Videoconferencing between hospital staff, home nurses curbs antipsychotic use for dementia patients

Using video consultation to connect nursing home staff with clinical experts is an effective strategy to reduce both antipsychotic use and physical restraints among patients with dementia, according to a new Boston-based Beth Israel Deaconness Medical Center-led study.

Putting nursing home staff in touch with specialists whose expertise includes how to best manage dementia symptoms, such as behavioral neurologists and geriatric psychiatrists, can increase positive outcomes that don't impinge on patient health, autonomy and dignity, the study concluded. The results were published in the Journal of the American Medical Directors Association.

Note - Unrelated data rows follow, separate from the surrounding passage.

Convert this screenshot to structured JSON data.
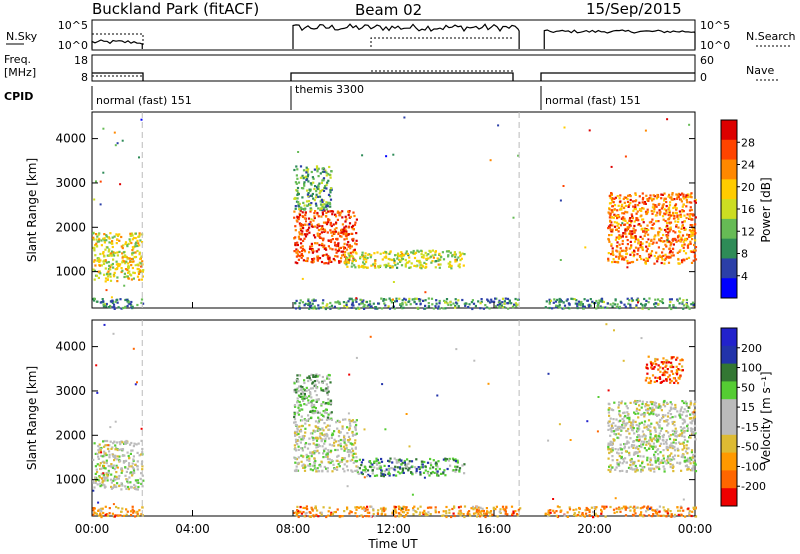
{
  "header": {
    "station": "Buckland Park (fitACF)",
    "beam": "Beam 02",
    "date": "15/Sep/2015"
  },
  "strips": {
    "nsky": {
      "label": "N.Sky",
      "yticks_left": [
        "10^5",
        "10^0"
      ],
      "right_label": "N.Search",
      "yticks_right": [
        "10^5",
        "10^0"
      ]
    },
    "freq": {
      "label_line1": "Freq.",
      "label_line2": "[MHz]",
      "yticks_left": [
        "18",
        "8"
      ],
      "right_label": "Nave",
      "yticks_right": [
        "60",
        "0"
      ]
    },
    "cpid": {
      "label": "CPID",
      "modes": [
        {
          "name": "normal (fast) 151",
          "start_h": 0.0,
          "end_h": 2.0
        },
        {
          "name": "themis 3300",
          "start_h": 8.0,
          "end_h": 17.0
        },
        {
          "name": "normal (fast) 151",
          "start_h": 18.0,
          "end_h": 24.0
        }
      ]
    }
  },
  "colors": {
    "power_scale": [
      "#0000ff",
      "#2b3fa8",
      "#2e8b57",
      "#66bb55",
      "#ccdd22",
      "#ffcc00",
      "#ff8800",
      "#ff4400",
      "#dd0000"
    ],
    "velocity_scale": [
      "#ee0000",
      "#ff6600",
      "#ff9900",
      "#ddbb33",
      "#bbbbbb",
      "#bbbbbb",
      "#55cc33",
      "#337733",
      "#2233aa",
      "#2222cc"
    ]
  },
  "chart_data": [
    {
      "type": "heatmap",
      "panel": "power",
      "xlabel": "",
      "ylabel": "Slant Range [km]",
      "xlim_hours": [
        0,
        24
      ],
      "ylim_km": [
        180,
        4600
      ],
      "yticks": [
        "1000",
        "2000",
        "3000",
        "4000"
      ],
      "colorbar_label": "Power [dB]",
      "colorbar_ticks": [
        "4",
        "8",
        "12",
        "16",
        "20",
        "24",
        "28"
      ],
      "regions": [
        {
          "t_start": 0.0,
          "t_end": 2.0,
          "r_low": 800,
          "r_high": 1900,
          "level": 0.55
        },
        {
          "t_start": 8.0,
          "t_end": 10.5,
          "r_low": 1200,
          "r_high": 2400,
          "level": 0.85
        },
        {
          "t_start": 8.0,
          "t_end": 9.5,
          "r_low": 2400,
          "r_high": 3400,
          "level": 0.35
        },
        {
          "t_start": 10.0,
          "t_end": 14.8,
          "r_low": 1100,
          "r_high": 1500,
          "level": 0.5
        },
        {
          "t_start": 20.5,
          "t_end": 24.0,
          "r_low": 1200,
          "r_high": 2800,
          "level": 0.75
        },
        {
          "t_start": 8.0,
          "t_end": 17.0,
          "r_low": 180,
          "r_high": 420,
          "level": 0.3
        },
        {
          "t_start": 18.0,
          "t_end": 24.0,
          "r_low": 180,
          "r_high": 420,
          "level": 0.3
        },
        {
          "t_start": 0.0,
          "t_end": 2.0,
          "r_low": 180,
          "r_high": 420,
          "level": 0.3
        }
      ]
    },
    {
      "type": "heatmap",
      "panel": "velocity",
      "xlabel": "Time UT",
      "ylabel": "Slant Range [km]",
      "xlim_hours": [
        0,
        24
      ],
      "ylim_km": [
        180,
        4600
      ],
      "yticks": [
        "1000",
        "2000",
        "3000",
        "4000"
      ],
      "xticks": [
        "00:00",
        "04:00",
        "08:00",
        "12:00",
        "16:00",
        "20:00",
        "00:00"
      ],
      "colorbar_label": "Velocity [m s⁻¹]",
      "colorbar_ticks": [
        "200",
        "100",
        "50",
        "15",
        "-15",
        "-50",
        "-100",
        "-200"
      ],
      "regions": [
        {
          "t_start": 0.0,
          "t_end": 2.0,
          "r_low": 800,
          "r_high": 1900,
          "level": 0.5
        },
        {
          "t_start": 8.0,
          "t_end": 10.5,
          "r_low": 1200,
          "r_high": 2400,
          "level": 0.5
        },
        {
          "t_start": 8.0,
          "t_end": 9.5,
          "r_low": 2400,
          "r_high": 3400,
          "level": 0.6
        },
        {
          "t_start": 10.5,
          "t_end": 14.8,
          "r_low": 1100,
          "r_high": 1500,
          "level": 0.7
        },
        {
          "t_start": 20.5,
          "t_end": 24.0,
          "r_low": 1200,
          "r_high": 2800,
          "level": 0.5
        },
        {
          "t_start": 22.0,
          "t_end": 23.5,
          "r_low": 3200,
          "r_high": 3800,
          "level": 0.15
        },
        {
          "t_start": 8.0,
          "t_end": 17.0,
          "r_low": 180,
          "r_high": 420,
          "level": 0.25
        },
        {
          "t_start": 18.0,
          "t_end": 24.0,
          "r_low": 180,
          "r_high": 420,
          "level": 0.25
        },
        {
          "t_start": 0.0,
          "t_end": 2.0,
          "r_low": 180,
          "r_high": 420,
          "level": 0.25
        }
      ]
    }
  ]
}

"There is a two-pronged issue facing nursing homes in the United States: shortages of geriatricians, behavioral neurologists and geriatric psychiatrists and a lack of proximity of community nursing homes to larger medical facilities with specialists," Stephen Gordon, MD, co-author of the study and a geriatrician at BIDMC, said in a statement. "Video conference technology can bring academic medical center specialists and nursing home staff together in a collaborative effort to care for patients with dementia."

Using Project ECHO-AGE, a video consultation program, the researchers implemented bi-weekly meetings between nursing home workers and clinical experts. The researchers noted a 75 percent decrease in the likelihood that dementia patients would be physically restrained and a 17 percent decrease in the likelihood of prescribing antipsychotics for them.